La stratégie et les activités de la Banque

 Les activités de la Banque dans la région sont guidées par ce programme de développement qui est en train de voir le jour. La Banque a recentré ses activités de prêt et diminué la part relative des pays à revenu intermédiaire de la région au profit des pays d'Indochine à faible revenu. Le volume total des engagements pour l'exercice 96 s'élevait à 5,4 milliards de dollars, tandis que le montant des décaissements bruts et des décaissements nets atteignait respectivement 4,1 milliards et 1,3 milliard de dollars. Compte tenu des paiements d'intérêts et de l'amortissement du principal des prêts, les transferts nets ont été négatifs -- 925 millions de dollars -- (voir Tableau 4-5). Les prêts à la Chine, pays à financement mixte BIRD/IDA, représentaient 55 % du montant global des concours apportés. La part des pays à faible revenu exclusivement IDA (Cambodge, Mongolie, RDP lao et Viet Nam) s'est établie à 13 %, contre 6 % dans la période couvrant les exercices 93 à 95. Les transferts nets à la Chine et aux trois pays d'Indochine -- Cambodge, RDP lao et Viet Nam -- se sont élevés à près de 1,4 milliard de dollars.
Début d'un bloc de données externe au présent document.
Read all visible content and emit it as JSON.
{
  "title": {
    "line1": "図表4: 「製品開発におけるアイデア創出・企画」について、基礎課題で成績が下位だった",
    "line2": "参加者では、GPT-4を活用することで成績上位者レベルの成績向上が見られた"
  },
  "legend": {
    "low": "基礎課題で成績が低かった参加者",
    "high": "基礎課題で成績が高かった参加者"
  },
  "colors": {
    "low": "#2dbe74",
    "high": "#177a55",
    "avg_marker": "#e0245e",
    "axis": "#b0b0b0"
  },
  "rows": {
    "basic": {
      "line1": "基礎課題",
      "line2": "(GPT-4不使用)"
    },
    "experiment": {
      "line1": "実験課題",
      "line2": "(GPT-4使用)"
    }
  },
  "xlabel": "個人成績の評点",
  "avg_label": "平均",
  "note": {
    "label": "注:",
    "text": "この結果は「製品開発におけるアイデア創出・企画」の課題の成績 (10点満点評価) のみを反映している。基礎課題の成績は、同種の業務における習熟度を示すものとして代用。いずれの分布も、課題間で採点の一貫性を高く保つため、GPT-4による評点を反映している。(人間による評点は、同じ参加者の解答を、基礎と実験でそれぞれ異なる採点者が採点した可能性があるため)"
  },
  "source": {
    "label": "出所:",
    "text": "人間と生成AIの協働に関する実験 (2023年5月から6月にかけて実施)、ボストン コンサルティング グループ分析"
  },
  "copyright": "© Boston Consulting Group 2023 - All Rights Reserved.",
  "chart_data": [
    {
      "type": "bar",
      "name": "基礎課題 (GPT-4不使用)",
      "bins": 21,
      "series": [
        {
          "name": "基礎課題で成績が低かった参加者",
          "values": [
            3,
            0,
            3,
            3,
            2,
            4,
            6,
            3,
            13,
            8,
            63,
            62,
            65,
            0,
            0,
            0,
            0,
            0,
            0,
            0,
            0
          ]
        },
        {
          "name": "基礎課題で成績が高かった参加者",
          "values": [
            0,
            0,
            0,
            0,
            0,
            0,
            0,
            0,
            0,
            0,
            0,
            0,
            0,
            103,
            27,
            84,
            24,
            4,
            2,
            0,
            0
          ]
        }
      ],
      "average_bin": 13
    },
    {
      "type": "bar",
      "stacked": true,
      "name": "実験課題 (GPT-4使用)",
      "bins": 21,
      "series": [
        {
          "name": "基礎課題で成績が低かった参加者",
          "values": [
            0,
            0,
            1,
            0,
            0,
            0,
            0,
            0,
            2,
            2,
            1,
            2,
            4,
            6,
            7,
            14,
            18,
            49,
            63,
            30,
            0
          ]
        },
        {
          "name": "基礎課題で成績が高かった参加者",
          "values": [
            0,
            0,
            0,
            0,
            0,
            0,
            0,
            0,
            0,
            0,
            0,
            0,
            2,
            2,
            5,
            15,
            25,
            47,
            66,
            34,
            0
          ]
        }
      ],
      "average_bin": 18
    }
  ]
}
Quant aux emprunteurs confirmés -- la Corée (qui ne peut plus bénéficier des financements de la Banque depuis l'exercice 95), la Malaisie et la Thaïlande --, ils sont devenus des payeurs nets du fait que leur part dans les nouveaux prêts de la Banque est restée stable ou a diminué. Ces pays continuent toutefois de solliciter l'aide de la Banque pour réaliser des études spéciales et des projets dans des domaines nouveaux.

Tableau 4-5

 Le champ d'action des services hors prêts s'élargit puisque ceux-ci couvrent non seulement les pays à revenu intermédiaire et à faible revenu, mais aussi certaines activités dans les pays à revenu élevé. Par exemple, l'étude régionale intitulée East Asia's Trade and Investment a été largement utilisée lors de la réunion de l'APEC de 1994, et les recommandations concernant les mesures à prendre pour une action concertée de libéralisation unilatérale des échanges ont été acceptées4.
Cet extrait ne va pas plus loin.